In the American failure lies a paradox: Washington’s massive military juggernaut has been stopped in its steel tracks by a small pink flower – the opium poppy. Throughout its three decades in Afghanistan, Washington’s military operations have succeeded only when they fit reasonably comfortably into central Asia’s illicit traffic in opium – and suffered when they failed to complement it.
It was during the cold war that the US first intervened in Afghanistan, backing Muslim militants who were fighting to expel the Soviet Red Army. In December 1979, the Soviets occupied Kabul in order to shore up their failing client regime; Washington, still wounded by the fall of Saigon four years earlier, decided to give Moscow its “own Vietnam” by backing the Islamic resistance. For the next 10 years, the CIA would provide the mujahideen guerrillas with an estimated $3bn in arms. These funds, along with an expanding opium harvest, would sustain the Afghan resistance for the decade it would take to force a Soviet withdrawal. One reason the US strategy succeeded was that the surrogate war launched by the CIA did not disrupt the way its Afghan allies used the country’s swelling drug traffic to sustain their decade-long struggle.

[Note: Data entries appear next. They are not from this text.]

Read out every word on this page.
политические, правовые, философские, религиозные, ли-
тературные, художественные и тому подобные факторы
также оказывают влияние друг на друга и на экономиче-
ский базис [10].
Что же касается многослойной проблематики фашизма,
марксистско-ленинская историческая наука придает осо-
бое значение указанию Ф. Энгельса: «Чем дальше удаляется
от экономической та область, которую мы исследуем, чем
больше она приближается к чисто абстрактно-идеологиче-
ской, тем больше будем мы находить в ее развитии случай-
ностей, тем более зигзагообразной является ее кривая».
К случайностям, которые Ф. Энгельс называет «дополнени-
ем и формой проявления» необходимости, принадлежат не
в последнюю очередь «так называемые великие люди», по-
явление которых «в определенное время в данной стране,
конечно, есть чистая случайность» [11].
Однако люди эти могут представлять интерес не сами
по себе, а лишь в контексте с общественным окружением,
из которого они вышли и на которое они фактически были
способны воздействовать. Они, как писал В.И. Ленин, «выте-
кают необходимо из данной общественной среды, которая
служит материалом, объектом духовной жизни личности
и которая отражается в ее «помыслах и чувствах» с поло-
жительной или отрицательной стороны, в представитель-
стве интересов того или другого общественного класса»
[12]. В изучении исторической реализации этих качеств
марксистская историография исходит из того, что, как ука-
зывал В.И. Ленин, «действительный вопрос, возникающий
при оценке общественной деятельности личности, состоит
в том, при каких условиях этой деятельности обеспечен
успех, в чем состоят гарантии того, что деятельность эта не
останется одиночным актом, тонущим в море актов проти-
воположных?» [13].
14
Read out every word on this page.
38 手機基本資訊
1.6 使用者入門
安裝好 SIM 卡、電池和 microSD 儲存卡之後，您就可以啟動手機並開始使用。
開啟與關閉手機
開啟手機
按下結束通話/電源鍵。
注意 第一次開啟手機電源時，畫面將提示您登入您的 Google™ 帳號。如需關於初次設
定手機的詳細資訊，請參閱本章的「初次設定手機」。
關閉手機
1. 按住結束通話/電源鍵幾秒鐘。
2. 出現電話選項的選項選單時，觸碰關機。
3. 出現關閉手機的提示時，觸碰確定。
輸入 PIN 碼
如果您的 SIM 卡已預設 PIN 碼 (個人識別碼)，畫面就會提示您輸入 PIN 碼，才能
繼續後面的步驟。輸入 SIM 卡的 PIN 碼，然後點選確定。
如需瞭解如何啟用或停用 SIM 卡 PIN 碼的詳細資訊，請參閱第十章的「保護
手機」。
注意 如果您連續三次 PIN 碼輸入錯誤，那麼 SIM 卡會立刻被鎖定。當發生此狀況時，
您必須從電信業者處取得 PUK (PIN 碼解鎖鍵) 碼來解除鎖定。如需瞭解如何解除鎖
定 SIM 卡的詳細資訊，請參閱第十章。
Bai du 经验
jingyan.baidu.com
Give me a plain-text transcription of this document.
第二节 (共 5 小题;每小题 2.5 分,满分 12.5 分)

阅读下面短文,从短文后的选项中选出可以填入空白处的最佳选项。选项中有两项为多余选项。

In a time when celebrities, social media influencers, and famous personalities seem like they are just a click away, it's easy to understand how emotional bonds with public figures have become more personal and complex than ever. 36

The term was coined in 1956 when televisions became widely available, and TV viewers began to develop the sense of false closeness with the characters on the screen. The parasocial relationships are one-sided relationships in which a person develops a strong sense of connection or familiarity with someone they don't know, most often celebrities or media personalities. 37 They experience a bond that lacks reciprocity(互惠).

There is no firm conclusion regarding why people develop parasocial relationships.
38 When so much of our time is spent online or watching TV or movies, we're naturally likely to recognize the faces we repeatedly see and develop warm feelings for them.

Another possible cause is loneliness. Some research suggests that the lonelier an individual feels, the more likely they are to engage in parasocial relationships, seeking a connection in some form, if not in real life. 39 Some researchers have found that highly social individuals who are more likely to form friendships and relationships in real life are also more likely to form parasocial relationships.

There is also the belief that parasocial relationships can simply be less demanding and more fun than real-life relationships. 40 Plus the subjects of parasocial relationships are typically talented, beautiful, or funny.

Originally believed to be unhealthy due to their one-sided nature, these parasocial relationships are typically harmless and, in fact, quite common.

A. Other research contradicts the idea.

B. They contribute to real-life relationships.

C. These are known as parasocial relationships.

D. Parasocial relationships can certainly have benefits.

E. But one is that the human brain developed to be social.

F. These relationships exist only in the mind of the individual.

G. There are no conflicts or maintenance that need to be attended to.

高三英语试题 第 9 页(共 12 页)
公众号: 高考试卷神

Despite almost continuous combat since the invasion of October 2001, pacification efforts have failed to curtail the Taliban insurgency, largely because the US simply could not control the swelling surplus from the country’s heroin trade. Its opium production surged from around 180 tonnes in 2001 to more than 3,000 tonnes a year after the invasion, and to more than 8,000 by 2007. Every spring, the opium harvest fills the Taliban’s coffers once again, funding wages for a new crop of guerrilla fighters.